Imputers are the components that provide data imputation capabilities. It might be that some computation on a point cloud yields a not valid output, for instance a Not a Number (NaN) value. In those cases, we could benefit from adding some imputer to our pipeline.

For example, one typical step in many point cloud processing pipelines consists of computing geometric features (see GeometricFeaturesMiner). In doing so, many 3D neighborhoods are analyzed by the Singular Value Decomposition (SVD) of a \(\pmb{X} \in \mathbb{R}^{m \times 3}\) matrix representing the \(m\) points of the neighborhood. The SVD yields the following factorization \(\pmb{X} = \pmb{U}\pmb{\Sigma}\pmb{V}^\intercal\) from where the \(\pmb{V}^\intercal\) singular vectors and the \(\pmb{\Sigma}\) singular values can be used to derive linearity, planarity, sphericity, and other geometric features.

Note that this factorization on a 3D space will be problematic if there are not at least three linearly independent equations. Fortunately, most points in a dense point cloud have populated enough neighborhoods. However, some points at the boundaries of the point cloud, points from scanning artifacts, or outlier points by whatever reason, might have poorly populated neighborhoods. Consequently, NaN values might appear for some features. In that case, a data imputation strategy will allow us to define what do with problematic features in our pipeline.

Removal imputer

A RemovalImputer defines a target value and removes from the point cloud all the points that contain such value in their features.

The JSON below shows an example of RemovalImputer.

{
    "imputer": "RemovalImputer",
    "fnames": ["AUTO"],
    "target_val": "NaN",
    "impute_coordinates": false,
    "impute_references": false
}

In the JSON above the target value is NaN and all the features considered at the current state of the pipeline will be considered when searching for the target value ("AUTO").

Arguments

– fnames: It can be an arbitrary list of feature names specifying what features consider. Alternatively, it can be a list containing the string “AUTO”. In this case, the feature names will be automatically derived. Typically, the features that were considered by the most recent component that interacted with the features will be selected.
– target_val: It can be the “NaN” string (it will be understood as NaN), or any integer or decimal number.
– impute_coordinates: Boolean flag to specify whether to impute the point-wise coordinates (true) or not (false, default).
– impute_references: Boolean flag to specify whether to impute the reference values (true), e.g., classes, or not (false).

Univariate imputer

A UnivariateImputer defines a target value and replaces it considering the values for that feature that do not match the target value. It is called univariate because it operates on each feature independently. For example, if we have a feature for five points with values \((0.3, 0.1, 0.1, \mathrm{NaN}, 0.5)\) we could use a mean-based univariate imputer to achieve \((0.3, 0.1, 0.1, 0.25, 0.5)\).

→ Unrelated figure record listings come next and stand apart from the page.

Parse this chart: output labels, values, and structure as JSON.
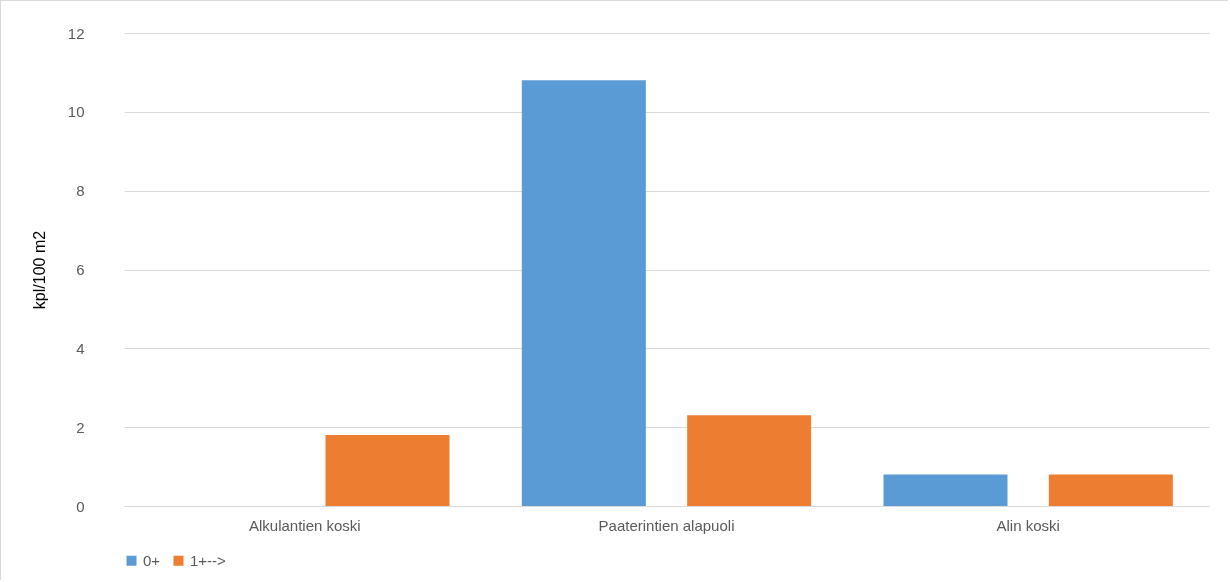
{
  "chart_data": {
    "type": "bar",
    "ylabel": "kpl/100 m2",
    "categories": [
      "Alkulantien koski",
      "Paaterintien alapuoli",
      "Alin koski"
    ],
    "series": [
      {
        "name": "0+",
        "color": "#5b9bd5",
        "values": [
          0,
          10.8,
          0.8
        ]
      },
      {
        "name": "1+-->",
        "color": "#ed7d31",
        "values": [
          1.8,
          2.3,
          0.8
        ]
      }
    ],
    "ylim": [
      0,
      12
    ],
    "yticks": [
      0,
      2,
      4,
      6,
      8,
      10,
      12
    ],
    "grid": "y",
    "legend": "bottom"
  }
}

The JSON below shows an example of UnivariateImputer.

{
    "imputer": "UnivariateImputer",
    "fnames": ["AUTO"],
    "target_val": "NaN",
    "strategy": "mean",
    "constant_val": 0,
    "impute_coordinates": false,
    "impute_references": false
}

In the JSON above the target value is NaN and all the features considered at the current state of the pipeline will be considered when searching for the target value ("AUTO"). The NaN values will be replaced by the mean of the numerical values. The constant_val is not used because the value to replace the NaN is automatically derived as the mean.

Arguments

– fnames: It can be an arbitrary list of feature names specifying what features consider. Alternatively, it can be a list containing the string “AUTO”. In this case, the feature names will be automatically derived. Typically, the features that were considered by the most recent component that interacted with the features will be selected.
– target_val: It can be the “NaN” string (it will be understood as NaN), or any integer or decimal number.
– strategy: It can be any strategy supported by sklearn.impute.SimpleImputer as a strategy parameter. See sklearn SimpleImputer.
– constant_val: Defines the new value when the strategy is to replace by a given constant value.
– impute_coordinates: Boolean flag to specify whether to impute the point-wise coordinates (true) or not (false, default).
– impute_references: Boolean flag to specify whether to impute the reference values (true), e.g., classes, or not (false).